Does an answer-first opening change how often we're cited?

Sharpen one article's first 80 words into a clean, extractable answer; hold a comparable article's opening unchanged; watch what moves. Proposed — and honest up front that our current instrumentation can't fully measure the thing this targets.

Hypothesis
Rewriting an article's opening so the core answer is stated first, in standalone quotable sentences, increases the chance an LLM extracts and cites it — visible as more crawler re-fetches of the treatment page and, weakly, in site-wide citation movement.
What changed
Treatment article's first paragraph is rewritten answer-first: the key takeaway in 1–2 standalone sentences, no throat-clearing, dense with concrete dated facts. Control article's opening is left unchanged. Body below the fold is untouched on both.
Metric
Mixed
Window
proposed 14 June 202614 July 2026

Status: proposed. Nothing has been rewritten. The dates above are proposed. The editor picks the experiment and confirms the pairing.

The question

If we open an article with the answer instead of a wind-up, do LLMs cite it more? Answer-first structure is the most repeated piece of GEO advice — including in our own playbook. Before we keep repeating it, we should test it on a page we control.

Proposed design

  • Treatment: rewrite the first paragraph of What is GEO? to state the core answer first, in clean standalone sentences.
  • Control: leave the llms.txt spec article opening unchanged.
  • Window: 14 days before, 30-day review after.

The honest catch

This experiment targets citation, and our citation harness measures the whole domain, not a single page. So we cannot cleanly answer "did this rewrite get this page cited more." The analyzer will say so: for a page-level citation question on site-wide data, it returns inconclusive and attaches only the site-wide trend as context.

What we can measure per page is crawler re-fetch frequency — a proxy for "the bots noticed a change worth re-reading." We treat that as the readable signal and are explicit that it is a proxy. Properly measuring per-page citation would require parsing the harness's raw per-prompt sources for this URL — a future upgrade this experiment helps justify.
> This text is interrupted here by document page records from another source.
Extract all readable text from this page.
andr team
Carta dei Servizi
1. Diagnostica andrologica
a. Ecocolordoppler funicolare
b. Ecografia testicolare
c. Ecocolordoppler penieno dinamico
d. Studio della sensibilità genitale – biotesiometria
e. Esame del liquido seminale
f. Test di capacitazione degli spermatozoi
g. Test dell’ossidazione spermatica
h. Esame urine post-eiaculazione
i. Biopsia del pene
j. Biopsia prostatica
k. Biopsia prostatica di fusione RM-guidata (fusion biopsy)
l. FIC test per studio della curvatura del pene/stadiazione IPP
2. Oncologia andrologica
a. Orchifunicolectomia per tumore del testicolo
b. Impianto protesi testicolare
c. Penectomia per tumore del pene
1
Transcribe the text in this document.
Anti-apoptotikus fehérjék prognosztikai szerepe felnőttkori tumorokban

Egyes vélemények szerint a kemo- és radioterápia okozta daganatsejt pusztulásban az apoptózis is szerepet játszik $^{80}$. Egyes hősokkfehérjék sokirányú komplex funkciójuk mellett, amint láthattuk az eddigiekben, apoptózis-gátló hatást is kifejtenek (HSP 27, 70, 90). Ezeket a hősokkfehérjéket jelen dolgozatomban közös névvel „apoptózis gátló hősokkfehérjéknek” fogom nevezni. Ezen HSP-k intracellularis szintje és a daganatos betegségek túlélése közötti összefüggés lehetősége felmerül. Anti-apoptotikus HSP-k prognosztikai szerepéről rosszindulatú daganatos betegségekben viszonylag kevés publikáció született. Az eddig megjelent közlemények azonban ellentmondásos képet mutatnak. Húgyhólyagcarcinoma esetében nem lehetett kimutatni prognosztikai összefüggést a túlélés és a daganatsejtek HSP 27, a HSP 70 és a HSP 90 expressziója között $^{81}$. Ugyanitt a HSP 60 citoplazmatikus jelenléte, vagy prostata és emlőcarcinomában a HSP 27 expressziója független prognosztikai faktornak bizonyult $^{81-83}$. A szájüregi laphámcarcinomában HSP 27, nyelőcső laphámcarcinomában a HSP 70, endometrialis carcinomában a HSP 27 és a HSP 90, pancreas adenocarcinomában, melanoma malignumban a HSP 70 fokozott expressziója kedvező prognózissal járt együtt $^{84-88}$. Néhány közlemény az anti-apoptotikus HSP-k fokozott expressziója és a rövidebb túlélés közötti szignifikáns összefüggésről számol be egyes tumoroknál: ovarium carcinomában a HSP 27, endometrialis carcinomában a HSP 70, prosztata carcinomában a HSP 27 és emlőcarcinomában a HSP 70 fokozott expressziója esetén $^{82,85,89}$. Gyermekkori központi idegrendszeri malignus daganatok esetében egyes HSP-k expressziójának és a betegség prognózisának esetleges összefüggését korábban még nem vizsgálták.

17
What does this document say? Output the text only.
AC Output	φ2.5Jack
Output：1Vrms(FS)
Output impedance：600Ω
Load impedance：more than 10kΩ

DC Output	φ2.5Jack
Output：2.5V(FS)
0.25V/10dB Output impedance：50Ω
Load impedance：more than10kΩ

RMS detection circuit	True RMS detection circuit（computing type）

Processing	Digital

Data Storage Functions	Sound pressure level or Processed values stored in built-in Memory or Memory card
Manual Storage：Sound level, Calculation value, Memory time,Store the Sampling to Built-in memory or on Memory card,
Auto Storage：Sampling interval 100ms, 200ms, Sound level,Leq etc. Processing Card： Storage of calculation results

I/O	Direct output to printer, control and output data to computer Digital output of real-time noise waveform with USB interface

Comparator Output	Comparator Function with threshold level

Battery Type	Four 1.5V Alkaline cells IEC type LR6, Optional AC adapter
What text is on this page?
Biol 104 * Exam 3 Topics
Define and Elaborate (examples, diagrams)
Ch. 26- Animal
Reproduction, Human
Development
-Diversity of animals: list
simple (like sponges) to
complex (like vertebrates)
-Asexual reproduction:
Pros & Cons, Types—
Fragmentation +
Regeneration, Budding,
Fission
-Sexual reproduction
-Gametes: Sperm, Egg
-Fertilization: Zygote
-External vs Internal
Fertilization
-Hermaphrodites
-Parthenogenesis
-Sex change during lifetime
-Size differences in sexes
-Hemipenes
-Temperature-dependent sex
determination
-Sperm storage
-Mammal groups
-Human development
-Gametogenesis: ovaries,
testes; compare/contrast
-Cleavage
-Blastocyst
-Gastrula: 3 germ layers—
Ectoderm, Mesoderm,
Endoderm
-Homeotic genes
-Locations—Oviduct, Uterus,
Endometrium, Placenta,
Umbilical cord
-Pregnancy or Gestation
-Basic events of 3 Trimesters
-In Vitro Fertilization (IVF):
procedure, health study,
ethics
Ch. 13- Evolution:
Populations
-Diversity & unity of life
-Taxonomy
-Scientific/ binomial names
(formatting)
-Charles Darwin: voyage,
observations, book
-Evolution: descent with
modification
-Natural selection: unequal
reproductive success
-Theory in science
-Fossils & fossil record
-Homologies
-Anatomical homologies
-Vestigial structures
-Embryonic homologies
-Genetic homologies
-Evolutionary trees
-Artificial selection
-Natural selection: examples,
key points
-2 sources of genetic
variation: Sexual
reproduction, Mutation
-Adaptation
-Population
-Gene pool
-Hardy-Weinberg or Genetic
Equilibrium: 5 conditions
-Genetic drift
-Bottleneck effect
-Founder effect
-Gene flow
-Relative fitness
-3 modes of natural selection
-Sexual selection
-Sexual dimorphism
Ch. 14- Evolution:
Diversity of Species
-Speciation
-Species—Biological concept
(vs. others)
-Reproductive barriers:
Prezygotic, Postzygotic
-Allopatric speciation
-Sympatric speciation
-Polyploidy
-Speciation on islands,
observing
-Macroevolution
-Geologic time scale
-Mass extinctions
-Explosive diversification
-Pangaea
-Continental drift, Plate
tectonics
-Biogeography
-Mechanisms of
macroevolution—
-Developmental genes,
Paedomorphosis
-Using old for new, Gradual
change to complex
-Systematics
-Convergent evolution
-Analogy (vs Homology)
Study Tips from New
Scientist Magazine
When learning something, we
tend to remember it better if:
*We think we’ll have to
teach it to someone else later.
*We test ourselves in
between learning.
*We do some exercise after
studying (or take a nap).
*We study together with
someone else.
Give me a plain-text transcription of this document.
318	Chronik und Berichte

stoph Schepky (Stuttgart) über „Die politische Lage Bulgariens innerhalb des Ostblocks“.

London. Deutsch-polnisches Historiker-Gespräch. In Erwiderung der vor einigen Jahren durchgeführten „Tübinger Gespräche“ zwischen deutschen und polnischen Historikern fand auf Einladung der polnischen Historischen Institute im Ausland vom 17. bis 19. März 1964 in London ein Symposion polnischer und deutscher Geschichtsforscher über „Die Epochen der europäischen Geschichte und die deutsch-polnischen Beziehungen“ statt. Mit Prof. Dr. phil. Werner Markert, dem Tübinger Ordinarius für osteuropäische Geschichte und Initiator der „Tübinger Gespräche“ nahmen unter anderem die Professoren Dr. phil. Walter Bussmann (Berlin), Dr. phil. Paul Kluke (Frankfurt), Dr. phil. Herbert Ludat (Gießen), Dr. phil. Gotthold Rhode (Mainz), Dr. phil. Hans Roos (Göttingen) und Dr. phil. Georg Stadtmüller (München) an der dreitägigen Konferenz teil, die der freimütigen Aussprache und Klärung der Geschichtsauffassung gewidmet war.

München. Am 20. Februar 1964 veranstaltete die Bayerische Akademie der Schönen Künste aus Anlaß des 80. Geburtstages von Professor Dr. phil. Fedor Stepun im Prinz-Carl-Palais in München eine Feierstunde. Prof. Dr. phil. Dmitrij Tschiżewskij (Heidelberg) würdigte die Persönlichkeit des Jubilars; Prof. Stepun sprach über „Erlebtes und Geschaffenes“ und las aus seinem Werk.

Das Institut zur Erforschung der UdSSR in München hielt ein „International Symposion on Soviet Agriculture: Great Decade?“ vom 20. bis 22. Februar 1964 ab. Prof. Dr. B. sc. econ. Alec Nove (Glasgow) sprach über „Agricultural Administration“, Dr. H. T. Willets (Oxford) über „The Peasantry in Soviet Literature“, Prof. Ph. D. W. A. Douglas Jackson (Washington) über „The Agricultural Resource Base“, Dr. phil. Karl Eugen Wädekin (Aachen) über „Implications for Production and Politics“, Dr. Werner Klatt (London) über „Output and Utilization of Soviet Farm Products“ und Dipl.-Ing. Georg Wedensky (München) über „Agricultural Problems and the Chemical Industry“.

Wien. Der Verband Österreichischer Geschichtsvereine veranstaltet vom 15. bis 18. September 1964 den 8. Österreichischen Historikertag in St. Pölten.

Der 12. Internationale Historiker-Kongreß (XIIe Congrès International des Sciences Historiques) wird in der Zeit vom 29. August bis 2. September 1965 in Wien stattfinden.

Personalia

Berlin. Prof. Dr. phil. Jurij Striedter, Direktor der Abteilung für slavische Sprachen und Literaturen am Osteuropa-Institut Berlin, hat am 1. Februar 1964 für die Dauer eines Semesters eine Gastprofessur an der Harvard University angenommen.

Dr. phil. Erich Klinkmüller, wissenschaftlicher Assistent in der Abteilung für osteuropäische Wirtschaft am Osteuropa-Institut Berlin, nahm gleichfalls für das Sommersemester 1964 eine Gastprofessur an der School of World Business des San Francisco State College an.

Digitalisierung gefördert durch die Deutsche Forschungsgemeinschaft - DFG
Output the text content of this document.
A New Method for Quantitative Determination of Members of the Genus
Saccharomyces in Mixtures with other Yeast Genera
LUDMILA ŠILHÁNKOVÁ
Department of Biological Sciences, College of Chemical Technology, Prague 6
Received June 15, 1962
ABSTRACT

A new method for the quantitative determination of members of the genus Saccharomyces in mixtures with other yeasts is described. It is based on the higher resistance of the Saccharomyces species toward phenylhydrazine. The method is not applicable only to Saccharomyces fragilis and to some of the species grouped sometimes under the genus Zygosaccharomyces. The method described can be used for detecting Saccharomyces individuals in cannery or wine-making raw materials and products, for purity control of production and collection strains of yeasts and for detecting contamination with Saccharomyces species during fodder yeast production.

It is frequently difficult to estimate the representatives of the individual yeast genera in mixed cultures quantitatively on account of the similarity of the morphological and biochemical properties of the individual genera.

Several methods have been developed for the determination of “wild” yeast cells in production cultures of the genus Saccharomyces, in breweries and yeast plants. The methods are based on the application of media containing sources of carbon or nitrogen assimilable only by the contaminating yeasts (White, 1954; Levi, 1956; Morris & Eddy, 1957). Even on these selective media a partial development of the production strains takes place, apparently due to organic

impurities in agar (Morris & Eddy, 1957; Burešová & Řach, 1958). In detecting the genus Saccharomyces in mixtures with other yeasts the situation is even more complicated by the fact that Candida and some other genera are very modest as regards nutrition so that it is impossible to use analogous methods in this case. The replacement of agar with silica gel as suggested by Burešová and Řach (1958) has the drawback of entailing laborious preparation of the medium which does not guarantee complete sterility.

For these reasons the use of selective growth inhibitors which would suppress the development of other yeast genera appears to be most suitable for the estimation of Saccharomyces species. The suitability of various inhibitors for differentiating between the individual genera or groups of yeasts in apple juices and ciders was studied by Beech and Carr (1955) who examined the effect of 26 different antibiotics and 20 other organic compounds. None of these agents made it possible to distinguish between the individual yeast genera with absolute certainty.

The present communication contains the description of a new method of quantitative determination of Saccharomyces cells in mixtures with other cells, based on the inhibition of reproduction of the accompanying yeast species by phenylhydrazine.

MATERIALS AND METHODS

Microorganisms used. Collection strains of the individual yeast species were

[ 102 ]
What would count as a result

A sustained rise in crawler re-fetches of the treatment page that the control does not share, ideally alongside (not proven by) a site-wide citation uptick. We will not claim the rewrite "raised citations" on site-wide data alone.

Analysis readout

This experiment has not started. Once it runs and the crawler/citation data accrue, the before/after readout appears here and updates as results land.

Limitations

  • The primary intended outcome — citation/extraction of this specific page — is NOT page-attributable with our current harness, which measures the whole site. We can only use crawler re-fetch frequency as a proxy and treat citation movement as site-wide context.
  • A dek rewrite is a content improvement we'd want anyway, so a 'null' crawl result does not mean the rewrite was pointless — only that it didn't move the proxy metric.
  • Single domain, single matched pair. Page type differs (explainer vs how-to).
  • Must not overlap with exp-002 on the same pages in the same window — running both at once would confound each other.